Our solution, of interspersing fluorescent beads within the sample and imaging them through a cylindrical lens, allows making rapid on-line focus corrections. The aspect ratio of the beads is continuously monitored. If a bead appear as a vertical (horizontal) ellipse, the objective can be moved up (down) rapidly before the next image is taken. Furthermore, the value of the aspect ratio (see figure 12) can be used to determine the extent of the motion. The range of accuracy of this method is, in our case, about ±30 µm, which is larger than the ~10µm variations we have seen when imaging actual filters. It should be noted that the emission spectrum of the crimson fluorescent beads (Invitrogen) used for monitoring the focus quality is sufficiently separated from the emission spectrum of the nuclear, cytoplasmic and AF555 stains used and therefore bead images do not appear in the other cameras.
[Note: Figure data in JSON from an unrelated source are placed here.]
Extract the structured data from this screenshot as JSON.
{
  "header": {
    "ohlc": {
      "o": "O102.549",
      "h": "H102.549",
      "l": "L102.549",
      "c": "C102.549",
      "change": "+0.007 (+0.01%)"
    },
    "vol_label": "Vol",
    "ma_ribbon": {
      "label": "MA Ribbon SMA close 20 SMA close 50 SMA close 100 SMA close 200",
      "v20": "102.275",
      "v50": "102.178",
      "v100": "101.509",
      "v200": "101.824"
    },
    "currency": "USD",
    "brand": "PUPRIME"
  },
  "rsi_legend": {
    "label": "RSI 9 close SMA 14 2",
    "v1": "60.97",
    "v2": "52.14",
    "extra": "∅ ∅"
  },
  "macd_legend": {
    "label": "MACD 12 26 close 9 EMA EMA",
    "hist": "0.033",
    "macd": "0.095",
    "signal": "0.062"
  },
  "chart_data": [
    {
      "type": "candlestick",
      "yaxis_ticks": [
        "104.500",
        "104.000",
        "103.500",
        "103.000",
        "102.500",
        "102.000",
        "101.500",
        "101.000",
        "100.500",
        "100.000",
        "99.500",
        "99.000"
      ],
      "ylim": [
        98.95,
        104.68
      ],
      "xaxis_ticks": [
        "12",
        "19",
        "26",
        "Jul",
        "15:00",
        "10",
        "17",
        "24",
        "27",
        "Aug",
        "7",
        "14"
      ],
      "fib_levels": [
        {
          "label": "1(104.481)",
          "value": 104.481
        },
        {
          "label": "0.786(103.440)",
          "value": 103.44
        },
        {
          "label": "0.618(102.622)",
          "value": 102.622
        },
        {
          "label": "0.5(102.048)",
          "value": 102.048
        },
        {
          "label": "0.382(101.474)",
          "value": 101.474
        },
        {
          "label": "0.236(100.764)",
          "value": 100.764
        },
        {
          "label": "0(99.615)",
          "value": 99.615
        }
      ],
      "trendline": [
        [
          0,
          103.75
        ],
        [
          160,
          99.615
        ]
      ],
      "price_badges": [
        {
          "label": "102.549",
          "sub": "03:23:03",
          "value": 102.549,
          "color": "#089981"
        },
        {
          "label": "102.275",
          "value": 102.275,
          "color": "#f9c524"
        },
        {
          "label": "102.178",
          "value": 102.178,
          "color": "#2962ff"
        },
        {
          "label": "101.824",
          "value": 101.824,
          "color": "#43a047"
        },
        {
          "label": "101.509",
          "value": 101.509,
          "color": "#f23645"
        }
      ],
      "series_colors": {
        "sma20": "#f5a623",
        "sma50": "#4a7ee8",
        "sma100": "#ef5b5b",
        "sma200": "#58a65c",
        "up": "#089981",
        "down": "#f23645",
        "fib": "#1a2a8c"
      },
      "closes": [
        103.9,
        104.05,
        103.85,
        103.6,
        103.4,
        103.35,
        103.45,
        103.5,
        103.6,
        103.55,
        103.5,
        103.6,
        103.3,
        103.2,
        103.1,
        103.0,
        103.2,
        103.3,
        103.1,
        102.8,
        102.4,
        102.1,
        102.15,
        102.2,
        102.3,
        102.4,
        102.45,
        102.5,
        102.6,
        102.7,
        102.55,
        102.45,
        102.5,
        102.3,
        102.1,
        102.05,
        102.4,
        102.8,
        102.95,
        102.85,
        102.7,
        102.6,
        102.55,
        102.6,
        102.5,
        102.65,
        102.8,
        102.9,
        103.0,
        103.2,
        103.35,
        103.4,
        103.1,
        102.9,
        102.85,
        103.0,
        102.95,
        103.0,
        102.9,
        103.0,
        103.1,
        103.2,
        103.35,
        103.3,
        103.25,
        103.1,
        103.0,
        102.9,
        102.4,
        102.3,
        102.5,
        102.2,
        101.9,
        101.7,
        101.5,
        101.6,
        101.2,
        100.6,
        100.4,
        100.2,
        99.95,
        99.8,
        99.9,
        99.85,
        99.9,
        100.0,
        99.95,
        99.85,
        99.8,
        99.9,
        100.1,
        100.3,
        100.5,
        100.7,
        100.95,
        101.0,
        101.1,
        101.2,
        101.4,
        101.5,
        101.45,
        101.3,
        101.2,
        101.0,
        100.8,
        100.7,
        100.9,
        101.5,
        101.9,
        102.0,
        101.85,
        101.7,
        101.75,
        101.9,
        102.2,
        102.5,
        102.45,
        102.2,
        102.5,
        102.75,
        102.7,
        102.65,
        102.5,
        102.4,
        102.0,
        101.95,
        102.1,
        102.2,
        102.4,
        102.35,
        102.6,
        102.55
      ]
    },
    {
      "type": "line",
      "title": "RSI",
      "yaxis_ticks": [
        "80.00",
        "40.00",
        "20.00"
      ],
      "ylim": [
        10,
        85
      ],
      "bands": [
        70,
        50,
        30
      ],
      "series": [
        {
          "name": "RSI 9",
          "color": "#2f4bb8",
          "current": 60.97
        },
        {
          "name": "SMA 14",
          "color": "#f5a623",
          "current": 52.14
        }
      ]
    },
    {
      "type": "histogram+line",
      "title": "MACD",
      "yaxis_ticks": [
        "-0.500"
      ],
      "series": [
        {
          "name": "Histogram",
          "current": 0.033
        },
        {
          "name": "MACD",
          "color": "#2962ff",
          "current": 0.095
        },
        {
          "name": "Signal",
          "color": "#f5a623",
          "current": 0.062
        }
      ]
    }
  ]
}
As noted above, mechanical motion in an automated microscope system typically takes tens of msec. We have overcome this by performing 99% of sample motion using a galvanometric scan head (namely imaging a 10×10 array of frames, using the scan head, for every motion using the mechanical stage). We have limited the deflection to ±1mm or less on both axes. At larger deflections, due to the short working distance of the objective used (1.2 mm; Nikon S Fluor 10×; Morell Instruments), the light is collected into the objective lens at an angle approaching 45°, resulting in coma aberrations. This limit was seen both in simulations and in the actual RABiT imaging system.
Over the past five years the Columbia Center for Minimally Invasive Radiation Biodosimetry has developed the RABiT, a completely automated, ultra-high-throughput biodosimetry workstation. The RABiT analyzes fingerstick-derived blood samples to estimate past radiation exposure or to identify individuals exposed above or below a cutoff dose
Here we have described ongoing upgrades made to the RABiT, with the goal of increasing its throughput from 6,000 samples to 30,000 samples per day, while maintaining or improving reliability. Specifically, we have streamlined and, wherever possible, parallelized all stages of the RABiT where individual samples are handled (sample collection, lymphocyte harvest and the imaging system). The current RABiT (2010) is undergoing extensive benchmarking and reliability tests, and a large scale demographic study is in preparation for establishing RABiT calibration curves for both assays.
This work was supported by grant number U19 AI067773 to the Center for High-Throughput Minimally Invasive Radiation Biodosimetry from the National Institute of Allergy and Infectious Diseases / National Institutes of Health.
Declaration of Interest
The authors report no declarations of interest.